Make Your Slides, Videos And Webinars More Effective: How To Set Up PowerPoint Slides For 16:9 Display Instead Of 4:3 Hot
Over the past decade, we've all moved from a 4:3 screen orientation on computers, TVs, and movies and to a 16:9 perspective--all of us except the geniuses at Microsoft that choose default settings for PowerPoint. When you create a PowerPoint, it will by default create slides with a 4:3 aspect ratio.
Using the 4:3 aspect ratio creates those ubiquitous blank spaces on both sides of your slides when you present a PowerPoint in "slide show view" or "presenter view."
If you create screen shots, webinars, videos of your slides, you can usually stretch the image but that will often distort the text or graphics.
To avoid that distortion and use more of the screen, this video below shows you how to create a PowerPoint using the 16:9 orientation.
If you create presentations using 16:9 they will take up more of the screen when they're viewed.
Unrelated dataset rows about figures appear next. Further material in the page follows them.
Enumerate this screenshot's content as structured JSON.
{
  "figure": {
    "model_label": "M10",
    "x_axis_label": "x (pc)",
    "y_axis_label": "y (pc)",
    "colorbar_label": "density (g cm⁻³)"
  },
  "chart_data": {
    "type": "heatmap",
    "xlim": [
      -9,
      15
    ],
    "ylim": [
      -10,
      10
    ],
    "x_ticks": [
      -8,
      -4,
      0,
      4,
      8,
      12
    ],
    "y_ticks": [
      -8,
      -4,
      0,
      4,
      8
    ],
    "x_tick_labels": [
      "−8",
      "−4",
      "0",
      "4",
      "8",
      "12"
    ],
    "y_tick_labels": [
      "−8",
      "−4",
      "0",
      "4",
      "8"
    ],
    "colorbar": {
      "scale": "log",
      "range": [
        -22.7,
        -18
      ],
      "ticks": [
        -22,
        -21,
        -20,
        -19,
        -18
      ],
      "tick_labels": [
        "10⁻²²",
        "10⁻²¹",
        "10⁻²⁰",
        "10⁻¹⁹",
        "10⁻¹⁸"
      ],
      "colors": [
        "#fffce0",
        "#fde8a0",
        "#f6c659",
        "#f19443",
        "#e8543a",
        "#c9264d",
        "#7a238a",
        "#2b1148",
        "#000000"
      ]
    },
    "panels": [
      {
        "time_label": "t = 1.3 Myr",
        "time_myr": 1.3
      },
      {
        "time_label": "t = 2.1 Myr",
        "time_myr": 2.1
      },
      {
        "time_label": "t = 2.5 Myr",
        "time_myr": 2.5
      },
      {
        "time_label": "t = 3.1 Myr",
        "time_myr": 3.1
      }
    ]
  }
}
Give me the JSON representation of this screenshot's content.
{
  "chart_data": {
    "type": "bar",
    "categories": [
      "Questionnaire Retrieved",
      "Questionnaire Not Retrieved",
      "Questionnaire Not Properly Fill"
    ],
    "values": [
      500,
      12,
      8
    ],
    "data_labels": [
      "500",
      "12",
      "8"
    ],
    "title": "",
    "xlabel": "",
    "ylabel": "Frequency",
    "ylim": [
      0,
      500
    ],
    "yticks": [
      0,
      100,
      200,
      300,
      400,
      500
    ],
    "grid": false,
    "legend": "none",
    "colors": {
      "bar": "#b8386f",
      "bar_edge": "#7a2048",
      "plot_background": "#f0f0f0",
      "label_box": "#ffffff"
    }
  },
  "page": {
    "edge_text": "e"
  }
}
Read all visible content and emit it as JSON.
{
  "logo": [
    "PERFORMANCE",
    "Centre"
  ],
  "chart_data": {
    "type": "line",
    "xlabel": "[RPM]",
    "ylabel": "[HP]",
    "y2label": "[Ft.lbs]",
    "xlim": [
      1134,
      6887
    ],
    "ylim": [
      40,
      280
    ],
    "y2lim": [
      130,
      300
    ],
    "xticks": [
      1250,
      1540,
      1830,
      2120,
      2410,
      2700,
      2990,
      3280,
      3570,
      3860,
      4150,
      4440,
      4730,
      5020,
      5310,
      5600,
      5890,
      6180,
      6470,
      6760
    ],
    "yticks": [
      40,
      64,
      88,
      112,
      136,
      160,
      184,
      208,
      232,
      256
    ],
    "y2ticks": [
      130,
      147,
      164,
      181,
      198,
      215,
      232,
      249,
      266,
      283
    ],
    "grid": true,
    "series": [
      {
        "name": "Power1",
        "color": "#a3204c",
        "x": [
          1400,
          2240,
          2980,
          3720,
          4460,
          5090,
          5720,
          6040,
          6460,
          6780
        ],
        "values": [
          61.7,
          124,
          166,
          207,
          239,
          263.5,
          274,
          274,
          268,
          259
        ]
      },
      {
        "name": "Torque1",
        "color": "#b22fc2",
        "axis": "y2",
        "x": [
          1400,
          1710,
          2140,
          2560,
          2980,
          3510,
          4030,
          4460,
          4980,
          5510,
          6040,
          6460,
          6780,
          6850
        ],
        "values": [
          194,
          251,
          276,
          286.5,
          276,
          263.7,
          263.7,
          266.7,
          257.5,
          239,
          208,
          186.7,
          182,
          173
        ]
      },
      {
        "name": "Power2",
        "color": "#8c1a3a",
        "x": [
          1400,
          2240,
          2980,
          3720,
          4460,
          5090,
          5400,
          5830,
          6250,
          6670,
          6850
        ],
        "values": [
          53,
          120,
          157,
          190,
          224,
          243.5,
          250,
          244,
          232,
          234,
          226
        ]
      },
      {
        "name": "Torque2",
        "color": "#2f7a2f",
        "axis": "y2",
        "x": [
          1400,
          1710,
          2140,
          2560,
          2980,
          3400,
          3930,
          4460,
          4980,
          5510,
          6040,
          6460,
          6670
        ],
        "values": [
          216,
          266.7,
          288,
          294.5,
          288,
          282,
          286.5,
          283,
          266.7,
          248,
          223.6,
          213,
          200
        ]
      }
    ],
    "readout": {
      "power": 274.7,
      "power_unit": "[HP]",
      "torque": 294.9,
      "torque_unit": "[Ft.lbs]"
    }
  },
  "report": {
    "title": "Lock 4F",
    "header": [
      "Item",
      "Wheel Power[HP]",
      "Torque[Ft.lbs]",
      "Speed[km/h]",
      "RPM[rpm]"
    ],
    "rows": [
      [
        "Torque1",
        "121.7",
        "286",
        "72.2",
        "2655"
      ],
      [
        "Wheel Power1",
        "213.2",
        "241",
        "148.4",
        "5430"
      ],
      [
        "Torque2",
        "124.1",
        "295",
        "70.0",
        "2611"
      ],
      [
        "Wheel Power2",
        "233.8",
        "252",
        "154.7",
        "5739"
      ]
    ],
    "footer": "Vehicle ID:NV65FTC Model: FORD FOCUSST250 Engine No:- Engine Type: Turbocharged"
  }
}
It makes your presentations use all of the real estate instead of leaving these big blank spaces. It makes presentations more effective.
By the way, if you want your slides to take up the entire screen, set the aspect ratio to 16:10 and that will eliminate the blank spaces on the top and bottom of slides.
What's crazy is I've been using PowerPoint slides for many years without ever changing the aspect ratio to 16:9. I never took the time to understand what was causing those big blank spaces on the sides of my slides. At last week's A4A webinar, Matt Pierce, who trains people how to use Camtasia Studio video editing software, mentioned changing the page set up and that's what made me realize how easy it would be to use the full screen to display my slides. That webinar is a key first step to turning an advisor or RIUA firm into a marketing powerhouse, incidentally.